Friday, September 25, 2009

Northern Thailand by myself

It’s been a long time since I last traveled all by myself on a backpacking trip. I have always traveled with friends or family or visiting friends/family in the host countries. I think my last solo backpacking trip was probably in year 2004 to Siem Reap, Cambodia.

It was hard at first to pick up the bag and go on this trip, especially after being spoilt by the luxurious travels I get from work the last few years. This is really a challenge to get out of my comfort zone. On the other hand, I looked forward to meeting new friends during my journey.


I have my pink flip-flops to match my pink toe nails, with my pink bag and pink polka-dot umbrella for the rainy season. I’m ready to go!


Northern Thailand is a rather tourist-friendly place with friendly people and fantastic food. Most tourists would fly into Chiangmai, which is exactly what I did.

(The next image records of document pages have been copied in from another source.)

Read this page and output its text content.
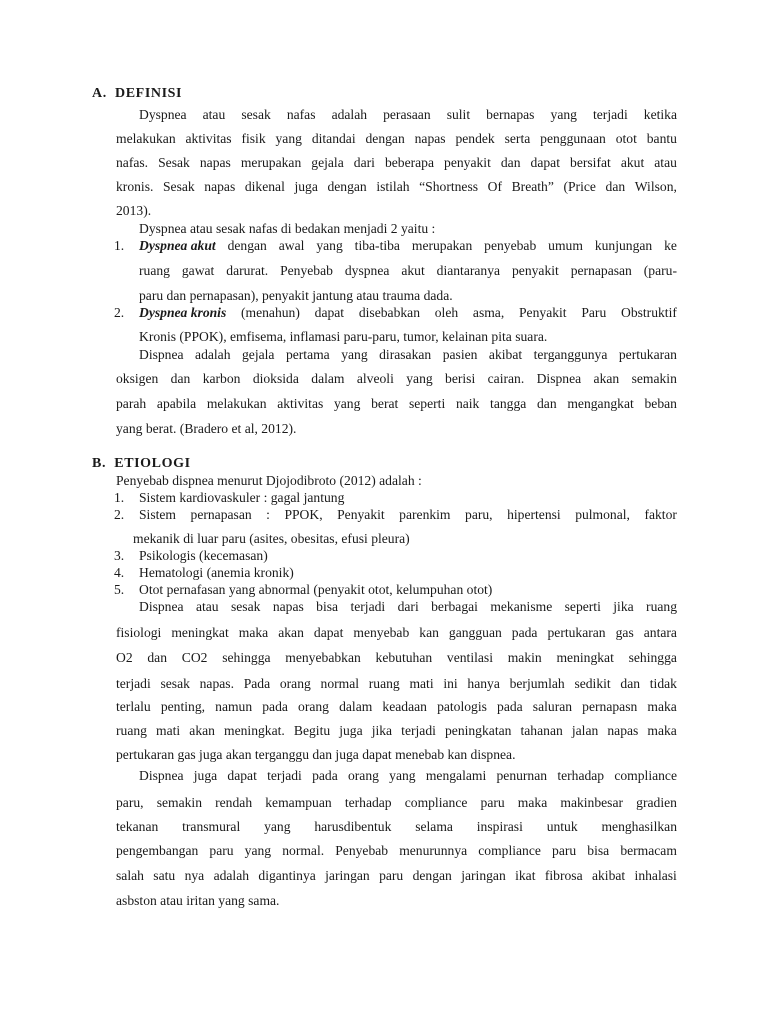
A. DEFINISI
Dyspnea atau sesak nafas adalah perasaan sulit bernapas yang terjadi ketika
melakukan aktivitas fisik yang ditandai dengan napas pendek serta penggunaan otot bantu
nafas. Sesak napas merupakan gejala dari beberapa penyakit dan dapat bersifat akut atau
kronis. Sesak napas dikenal juga dengan istilah “Shortness Of Breath” (Price dan Wilson,
2013).
Dyspnea atau sesak nafas di bedakan menjadi 2 yaitu :
1. Dyspnea akut dengan awal yang tiba-tiba merupakan penyebab umum kunjungan ke
ruang gawat darurat. Penyebab dyspnea akut diantaranya penyakit pernapasan (paru-
paru dan pernapasan), penyakit jantung atau trauma dada.
2. Dyspnea kronis (menahun) dapat disebabkan oleh asma, Penyakit Paru Obstruktif
Kronis (PPOK), emfisema, inflamasi paru-paru, tumor, kelainan pita suara.
Dispnea adalah gejala pertama yang dirasakan pasien akibat terganggunya pertukaran
oksigen dan karbon dioksida dalam alveoli yang berisi cairan. Dispnea akan semakin
parah apabila melakukan aktivitas yang berat seperti naik tangga dan mengangkat beban
yang berat. (Bradero et al, 2012).
B. ETIOLOGI
Penyebab dispnea menurut Djojodibroto (2012) adalah :
1. Sistem kardiovaskuler : gagal jantung
2. Sistem pernapasan : PPOK, Penyakit parenkim paru, hipertensi pulmonal, faktor
mekanik di luar paru (asites, obesitas, efusi pleura)
3. Psikologis (kecemasan)
4. Hematologi (anemia kronik)
5. Otot pernafasan yang abnormal (penyakit otot, kelumpuhan otot)
Dispnea atau sesak napas bisa terjadi dari berbagai mekanisme seperti jika ruang
fisiologi meningkat maka akan dapat menyebab kan gangguan pada pertukaran gas antara
O2 dan CO2 sehingga menyebabkan kebutuhan ventilasi makin meningkat sehingga
terjadi sesak napas. Pada orang normal ruang mati ini hanya berjumlah sedikit dan tidak
terlalu penting, namun pada orang dalam keadaan patologis pada saluran pernapasn maka
ruang mati akan meningkat. Begitu juga jika terjadi peningkatan tahanan jalan napas maka
pertukaran gas juga akan terganggu dan juga dapat menebab kan dispnea.
Dispnea juga dapat terjadi pada orang yang mengalami penurnan terhadap compliance
paru, semakin rendah kemampuan terhadap compliance paru maka makinbesar gradien
tekanan transmural yang harusdibentuk selama inspirasi untuk menghasilkan
pengembangan paru yang normal. Penyebab menurunnya compliance paru bisa bermacam
salah satu nya adalah digantinya jaringan paru dengan jaringan ikat fibrosa akibat inhalasi
asbston atau iritan yang sama.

The problem with me traveling in Asia is my high “blendedness” – which means I tend to blend in with the locals easily that makes people misunderstand that I am a local. It is an advantage when I speak the local language, like in China, because then I won’t get charged “tourist price.” I don’t speak Thai – I only know enough to get by doing some negotiation while shopping at the market. It didn’t help either when suddenly all the little words I picked up in Vietnam and Nepal started coming out as I tried to speak Thai. After a few attempts at speaking Thai and getting blank looks in return, I decided I should just be a tourist and let them do what they want to do with me. But strangely enough, with a camera hanging over my neck and a map in hand, people still don’t get it! I AM A TOURIST, I DON’T SPEAK THAI!! I had a blast anyway.

What Chiangmai is not lack of are food, wat (Buddhist temples) and songthaew (local taxi).

Everywhere you go, you are bound to find food along the street. This is a place you have to come hungry and ready to eat. Language is not a barrier if you are adventurous. Just point at whatever you think you want, you will have some food served to you. One thing I learned is the way they gauge the spiciness of food. When they say less spicy, it is considered very spicy to me, and I consider myself quite tolerant to spicy food according to Malaysian standard.

The best way to get around the city is to rent a bicycle (which I’d wished I could do but I’m really hopeless in learning to ride a bike), rent a motorbike, take a tuk tuk (motor trishaw) and use the songthaew (the locals call it a taxi but I think it’s more like a bus).

I love the idea of songthaew and wished we could have it in Kuala Lumpur too. It is converted from a pick-up truck with two rows of benches at the back. You can flag down anyone of it, tell the driver where you want to go and hop on if he is going the same direction. It is only THB20 (about USD0.60) each ride anywhere in the city. It is so convenient. However, be mindful that sometimes they do charge more than that depending on the situation. You just have to negotiate.


A group of Caucasian tourists with their rented bicycles.